Le déclencheur de ses accès de violences ? Les questionnements répétés de sa seconde épouse sur ses escapades extra-conjugales. « Car, vous menez une double vie, puisque vous vivez avec une autre femme avec qui vous avez trois enfants, lui rappelle la présidente du tribunal. Et d’autre part, vous avez consommé une relation avec cette dame ». Présente à l’audience, la victime assez émotive explique s’être mariée par téléphone avec le prévenu, avant d’enregistrer officiellement son mariage au cours d’un voyage au Bangladesh. L’homme lui aurait alors assuré avoir divorcé de sa première femme.

« Je ne l’ai jamais frappée, argue le prévenu. C’est toujours elle qui crie sur moi ». Mais, la présidente du tribunal poursuit la liste des reproches qui lui sont faits : « Après chaque épisode de violence la victime raconte que vous vous excusez, puis vous la forcez à avoir un rapport sexuel ». Face aux photographies attestant des marques de coups sur le corps de la victime, le prévenu choisit de contester leur authenticité.

« Vous aviez des relations sexuelles avec elle, vous la voyiez nue. Vous n’avez jamais vu ces marques ?», lui lance alors la présidente du tribunal, dubitative. « Il faut lui demander », marmonne alors l’homme en complet bleu. « Donc ma cliente est une affabulatrice ? interroge l’avocat de la victime, sans véritablement attendre de réponse. Quand on entend le prévenu, tout va bien madame la marquise. C’est même elle qui l’aurait forcé à se marier ».

Insistant sur les témoignages ­corroborant l’esprit des accusations de sa cliente, son conseil réclamera au ­tribunal le versement de 10 000 euros de dommages et intérêts, assorti pour le prévenu d’une interdiction de contact avec la victime. Dans son réquisitoire, la procureure a, elle, tenu a recentré les préoccupations du tribunal, qui s’est largement étendu sur la polygamie du prévenu et les pratiques matrimoniales bangladaises, sur les seuls faits de violences ainsi reprochés.

« Je peux m’interroger sur la véracité de la plainte de madame », s’est esclaffé l’avocat du prévenu, dénonçant une plainte fourre-tout. Plaidant la relaxe, il a dénoncé des accusations gratuites et jugé irrecevable le témoignage du fils de la plaignante, seulement âgé de sept ans lors de son audition par la police.

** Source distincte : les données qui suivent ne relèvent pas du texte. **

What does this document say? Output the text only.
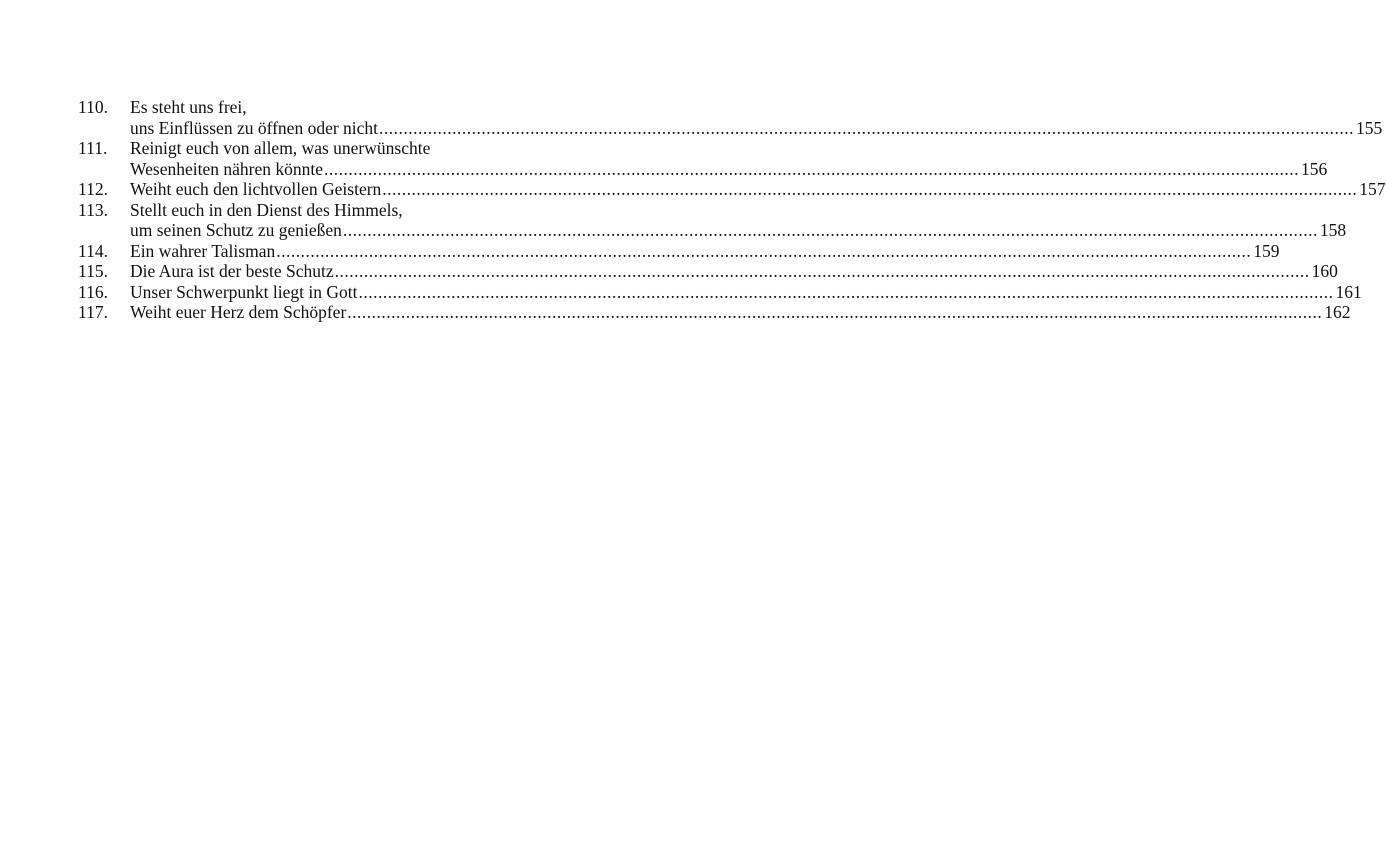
110.	Es steht uns frei,
uns Einflüssen zu öffnen oder nicht ........................................................................................................................................................................................................ 155
111.	Reinigt euch von allem, was unerwünschte
Wesenheiten nähren könnte ........................................................................................................................................................................................................ 156
112.	Weiht euch den lichtvollen Geistern ........................................................................................................................................................................................................ 157
113.	Stellt euch in den Dienst des Himmels,
um seinen Schutz zu genießen ........................................................................................................................................................................................................ 158
114.	Ein wahrer Talisman ........................................................................................................................................................................................................ 159
115.	Die Aura ist der beste Schutz ........................................................................................................................................................................................................ 160
116.	Unser Schwerpunkt liegt in Gott ........................................................................................................................................................................................................ 161
117.	Weiht euer Herz dem Schöpfer ........................................................................................................................................................................................................ 162
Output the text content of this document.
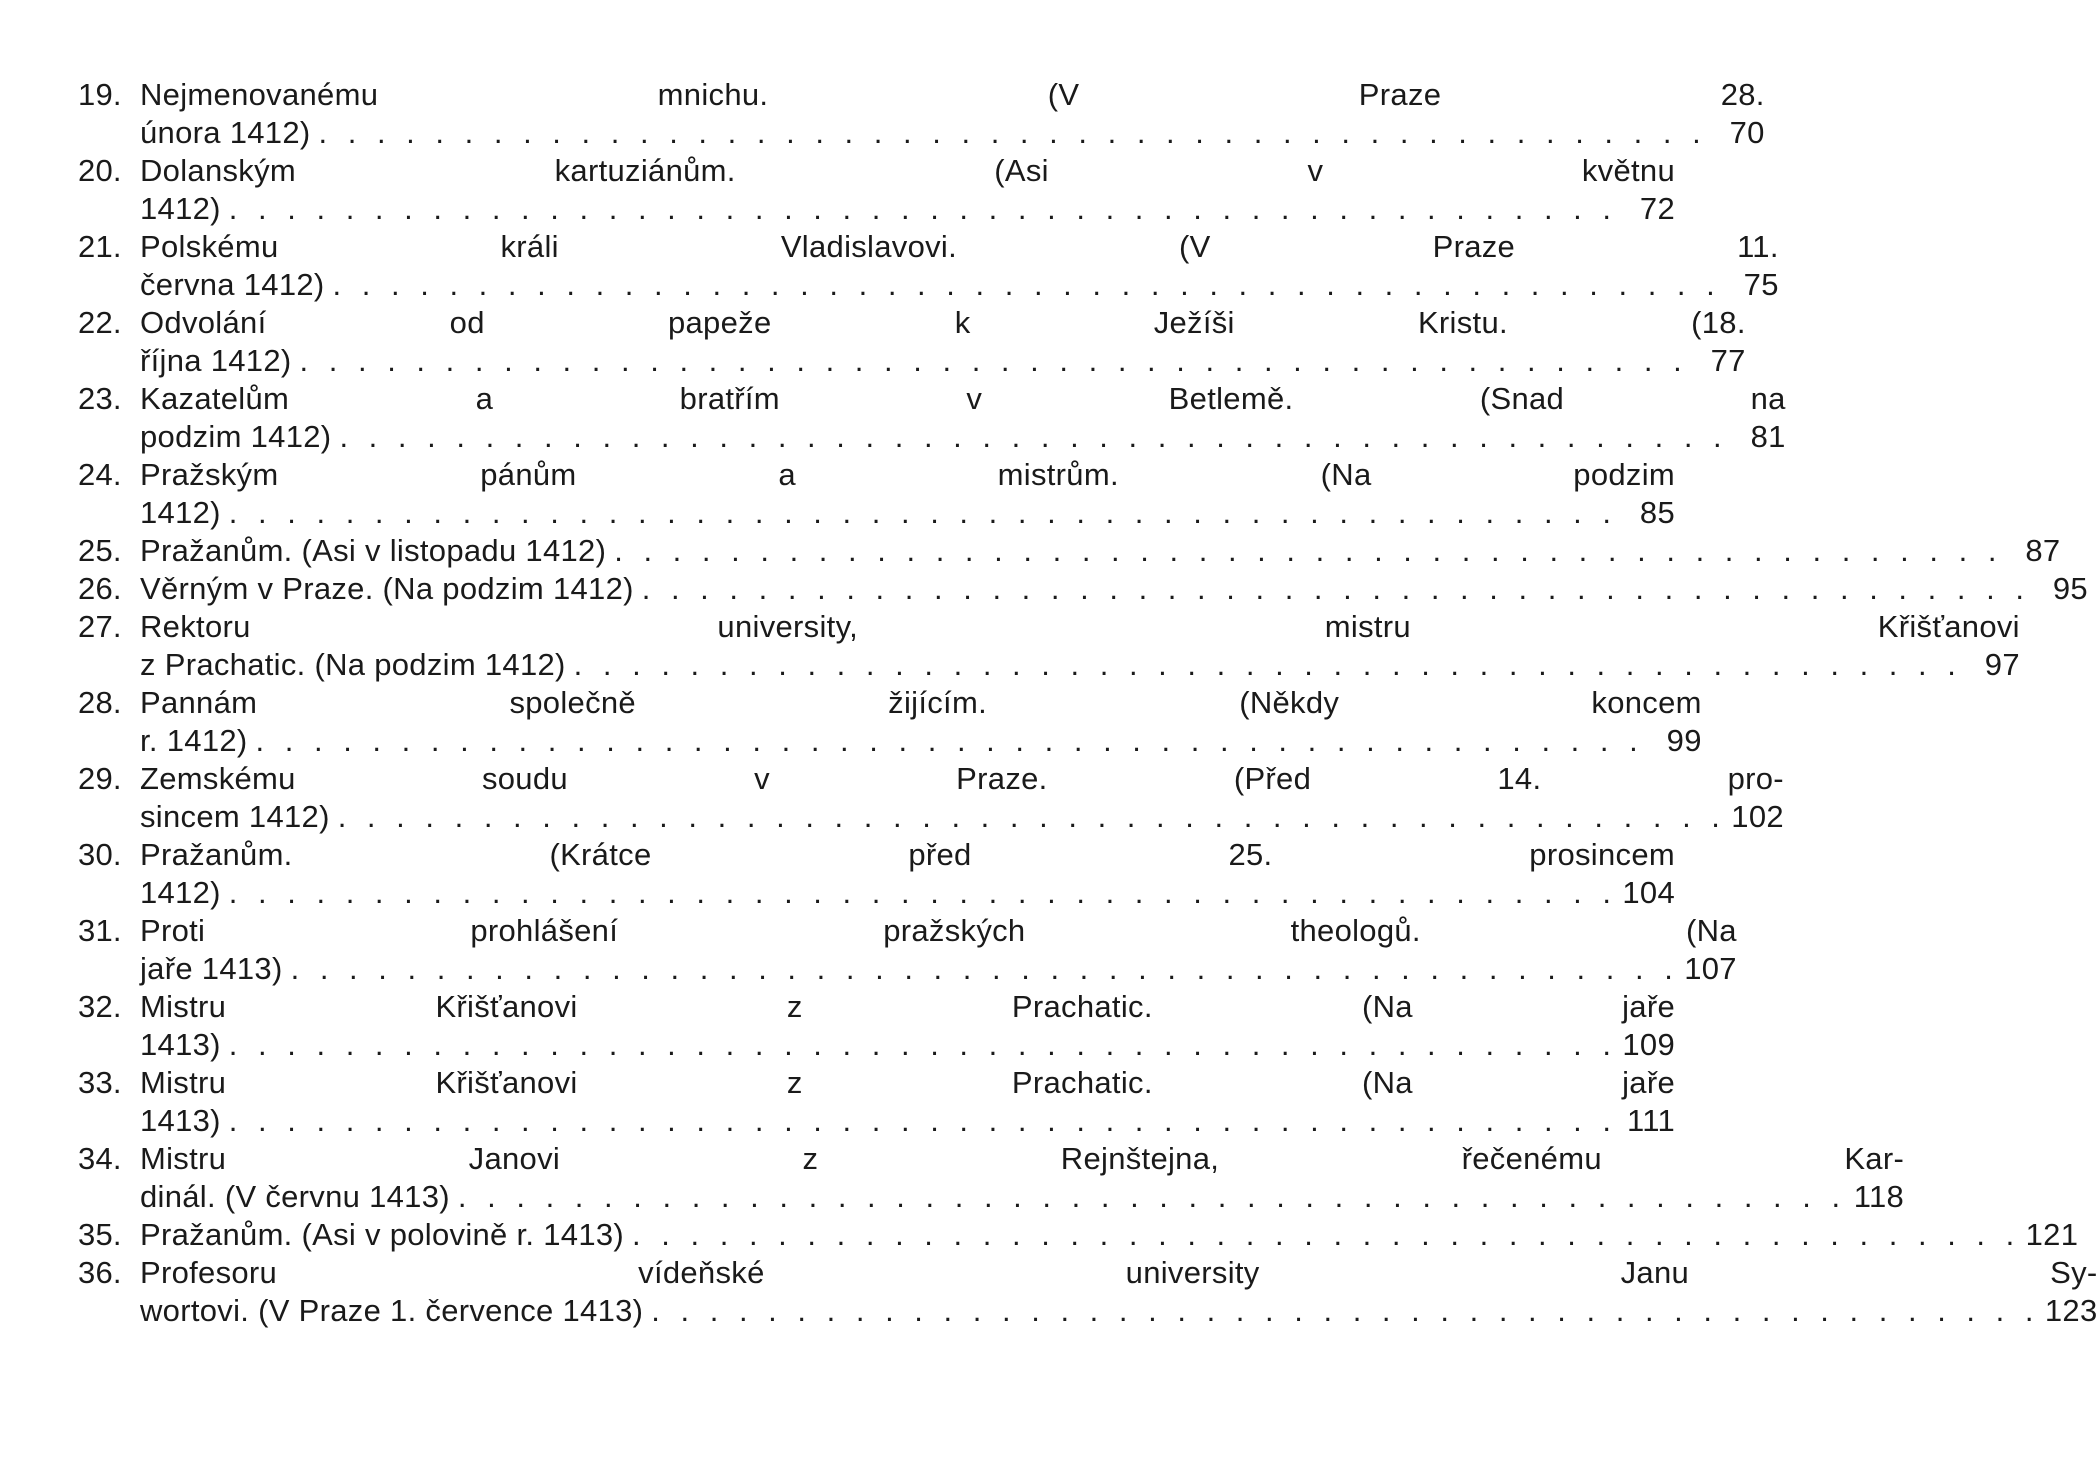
19. Nejmenovanému mnichu. (V Praze 28.
února 1412) . . .	70
20. Dolanským kartuziánům. (Asi v květnu
1412) . . .	72
21. Polskému králi Vladislavovi. (V Praze 11.
června 1412) . . .	75
22. Odvolání od papeže k Ježíši Kristu. (18.
října 1412) . . .	77
23. Kazatelům a bratřím v Betlemě. (Snad na
podzim 1412) . . .	81
24. Pražským pánům a mistrům. (Na podzim
1412) . . .	85
25. Pražanům. (Asi v listopadu 1412) . . .	87
26. Věrným v Praze. (Na podzim 1412) . . .	95
27. Rektoru university, mistru Křišťanovi
z Prachatic. (Na podzim 1412) . . .	97
28. Pannám společně žijícím. (Někdy koncem
r. 1412) . . .	99
29. Zemskému soudu v Praze. (Před 14. pro-
sincem 1412) . . .	102
30. Pražanům. (Krátce před 25. prosincem
1412) . . .	104
31. Proti prohlášení pražských theologů. (Na
jaře 1413) . . .	107
32. Mistru Křišťanovi z Prachatic. (Na jaře
1413) . . .	109
33. Mistru Křišťanovi z Prachatic. (Na jaře
1413) . . .	111
34. Mistru Janovi z Rejnštejna, řečenému Kar-
dinál. (V červnu 1413) . . .	118
35. Pražanům. (Asi v polovině r. 1413) . . .	121
36. Profesoru vídeňské university Janu Sy-
wortovi. (V Praze 1. července 1413) . . .	123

« J’ai même un témoignage sous serment qui atteste que madame était prête à retirer sa plainte pour 10 000 euros », affirmera-t-il, cherchant à décrédibiliser la victime. Mais le tribunal optera pour la condamnation. Il suivra ainsi les ­réquisitions de la procureure, soit une peine de huit mois de prison avec sursis, assortie d’une interdiction de rentrer en contact avec la victime.